New Office of Rural Health is being created at the Centers for Disease Control and Prevention to address rural health disparities

The newly created Office of Rural Health at the Centers for Disease Control and Prevention will work to combat rural health disparities across the nation by addressing infrastructure needs and  creating a rural health strategic plan that ensures rural health interests are represented in all facets of health care, Maaisha Osman reports for The Nation’s Health, a publication of the American Public Health Association.

The need for this office is well-documented, Osman reports, noting that while the 19% of Americans who live in rural areas die from the same causes of death as others in the U.S., they are more likely to die earlier than their urban counterparts. And, she writes, the Covid-19 pandemic added to this challenge with rural residents less likely to get vaccinated and more likely to die from the disease.

The national government has a Federal Office of Rural Health Policy, but Congress’s creation of a rural-health office at the CDC and funding it with $5 million was “a massive victory,” said Carrie Cochran-McClain, chief policy officer of the National Rural Health Association.

Cochran-McClain told Osman that the CDC needs a voice inside the agency to speak about the unique challenges of rural areas, and will be responsible for the maintenance and enhancement of the rural public-health infrastructure and for connecting and collaborating with other federal agencies and state offices of rural health. She said the goal is for the office to open this year.

She said there has long been discussion in the rural-health community about the need for such an office, and disparities between rural and urban populations during the pandemic generated momentum to create it. She said Covid-19 underscored the structural barriers to health care in rural areas and said the office is needed to support rural public-health agencies and workers.

What can the office accomplish? “Really think about how we can grow the public-health workforce in rural communities, and how we can provide technical support and do research around some of the unique challenges that rural populations face,” Cochran-McClain said. She pointed to “worrisome” maternal mortality and illness rates in rural areas, obesity, chronic diseases, the need for more preventive services, and an aging population that would like to age in place.
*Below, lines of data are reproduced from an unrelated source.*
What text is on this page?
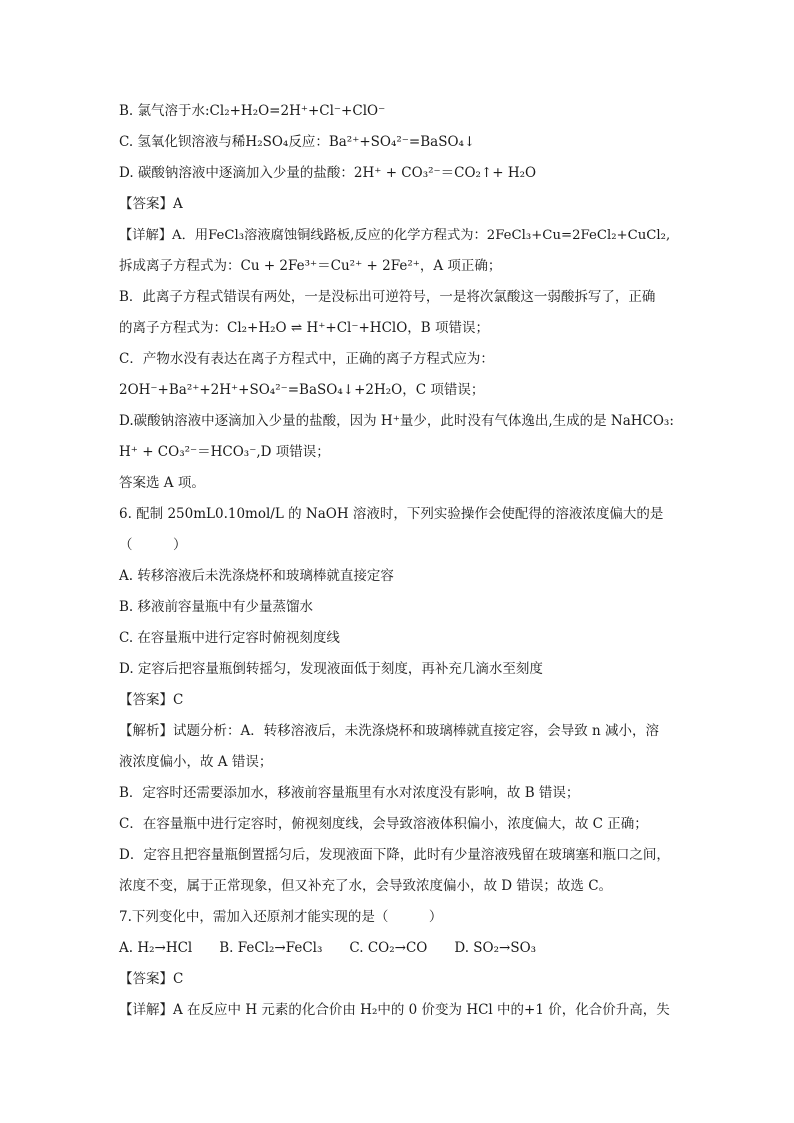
B. 氯气溶于水:Cl₂+H₂O=2H⁺+Cl⁻+ClO⁻
C. 氢氧化钡溶液与稀H₂SO₄反应：Ba²⁺+SO₄²⁻=BaSO₄↓
D. 碳酸钠溶液中逐滴加入少量的盐酸：2H⁺ + CO₃²⁻＝CO₂↑+ H₂O
【答案】A
【详解】A．用FeCl₃溶液腐蚀铜线路板,反应的化学方程式为：2FeCl₃+Cu=2FeCl₂+CuCl₂,
拆成离子方程式为：Cu + 2Fe³⁺＝Cu²⁺ + 2Fe²⁺，A 项正确；
B．此离子方程式错误有两处，一是没标出可逆符号，一是将次氯酸这一弱酸拆写了，正确
的离子方程式为：Cl₂+H₂O ⇌ H⁺+Cl⁻+HClO，B 项错误；
C．产物水没有表达在离子方程式中，正确的离子方程式应为：
2OH⁻+Ba²⁺+2H⁺+SO₄²⁻=BaSO₄↓+2H₂O，C 项错误；
D.碳酸钠溶液中逐滴加入少量的盐酸，因为 H⁺量少，此时没有气体逸出,生成的是 NaHCO₃:
H⁺ + CO₃²⁻＝HCO₃⁻,D 项错误；
答案选 A 项。
6. 配制 250mL0.10mol/L 的 NaOH 溶液时，下列实验操作会使配得的溶液浓度偏大的是
（　　　）
A. 转移溶液后未洗涤烧杯和玻璃棒就直接定容
B. 移液前容量瓶中有少量蒸馏水
C. 在容量瓶中进行定容时俯视刻度线
D. 定容后把容量瓶倒转摇匀，发现液面低于刻度，再补充几滴水至刻度
【答案】C
【解析】试题分析：A．转移溶液后，未洗涤烧杯和玻璃棒就直接定容，会导致 n 减小，溶
液浓度偏小，故 A 错误；
B．定容时还需要添加水，移液前容量瓶里有水对浓度没有影响，故 B 错误；
C．在容量瓶中进行定容时，俯视刻度线，会导致溶液体积偏小，浓度偏大，故 C 正确；
D．定容且把容量瓶倒置摇匀后，发现液面下降，此时有少量溶液残留在玻璃塞和瓶口之间，
浓度不变，属于正常现象，但又补充了水，会导致浓度偏小，故 D 错误；故选 C。
7.下列变化中，需加入还原剂才能实现的是（　　　）
A. H₂→HCl　　B. FeCl₂→FeCl₃　　C. CO₂→CO　　D. SO₂→SO₃
【答案】C
【详解】A 在反应中 H 元素的化合价由 H₂中的 0 价变为 HCl 中的+1 价，化合价升高，失
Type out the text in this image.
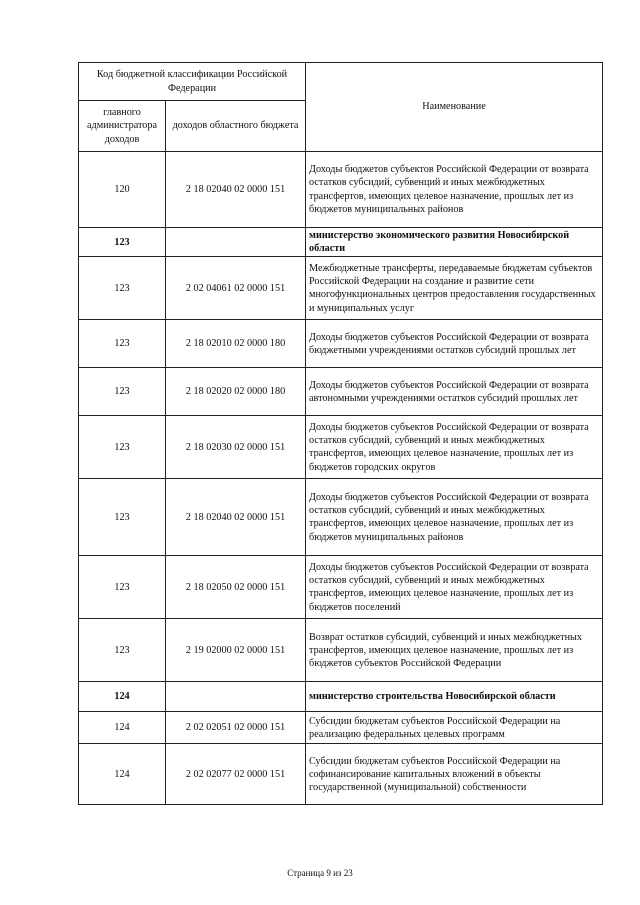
Код бюджетной классификации Российской Федерации		Наименование
главного администратора доходов	доходов областного бюджета	
120	2 18 02040 02 0000 151	Доходы бюджетов субъектов Российской Федерации от возврата остатков субсидий, субвенций и иных межбюджетных трансфертов, имеющих целевое назначение, прошлых лет из бюджетов муниципальных районов
123		министерство экономического развития Новосибирской области
123	2 02 04061 02 0000 151	Межбюджетные трансферты, передаваемые бюджетам субъектов Российской Федерации на создание и развитие сети многофункциональных центров предоставления государственных и муниципальных услуг
123	2 18 02010 02 0000 180	Доходы бюджетов субъектов Российской Федерации от возврата бюджетными учреждениями остатков субсидий прошлых лет
123	2 18 02020 02 0000 180	Доходы бюджетов субъектов Российской Федерации от возврата автономными учреждениями остатков субсидий прошлых лет
123	2 18 02030 02 0000 151	Доходы бюджетов субъектов Российской Федерации от возврата остатков субсидий, субвенций и иных межбюджетных трансфертов, имеющих целевое назначение, прошлых лет из бюджетов городских округов
123	2 18 02040 02 0000 151	Доходы бюджетов субъектов Российской Федерации от возврата остатков субсидий, субвенций и иных межбюджетных трансфертов, имеющих целевое назначение, прошлых лет из бюджетов муниципальных районов
123	2 18 02050 02 0000 151	Доходы бюджетов субъектов Российской Федерации от возврата остатков субсидий, субвенций и иных межбюджетных трансфертов, имеющих целевое назначение, прошлых лет из бюджетов поселений
123	2 19 02000 02 0000 151	Возврат остатков субсидий, субвенций и иных межбюджетных трансфертов, имеющих целевое назначение, прошлых лет из бюджетов субъектов Российской Федерации
124		министерство строительства Новосибирской области
124	2 02 02051 02 0000 151	Субсидии бюджетам субъектов Российской Федерации на реализацию федеральных целевых программ
124	2 02 02077 02 0000 151	Субсидии бюджетам субъектов Российской Федерации на софинансирование капитальных вложений в объекты государственной (муниципальной) собственности
Страница 9 из 23
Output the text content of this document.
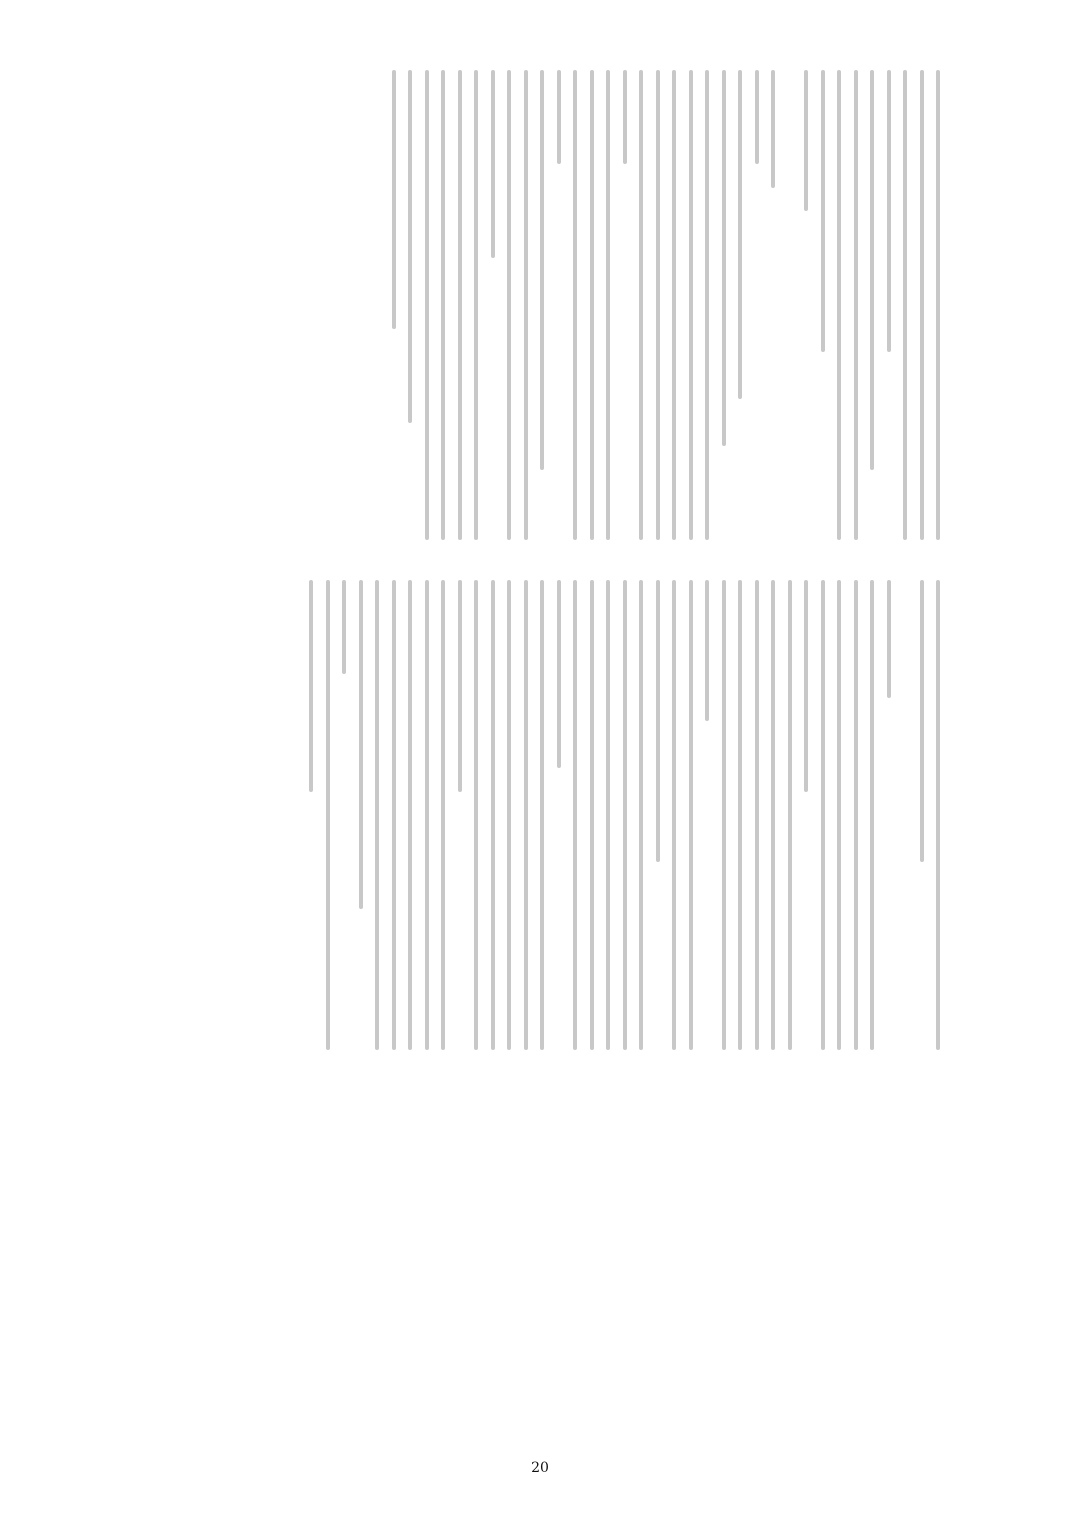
20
And when asked what progress has been made to improve rural health, she ended up listing a whole list of other challenges, including the need for more suicide prevention, health education, more health workers and better health-care infrastructure, and noted closures of rural hospitals and skilled nursing homes.

Cochran-McClain told Osman that if she could do one thing to improve rural health it would involve making sure rural areas have a robust rural health care workforce and public-health workforce. Further, she said, we need to figure out how to retain and grow a new generation of health-care workers.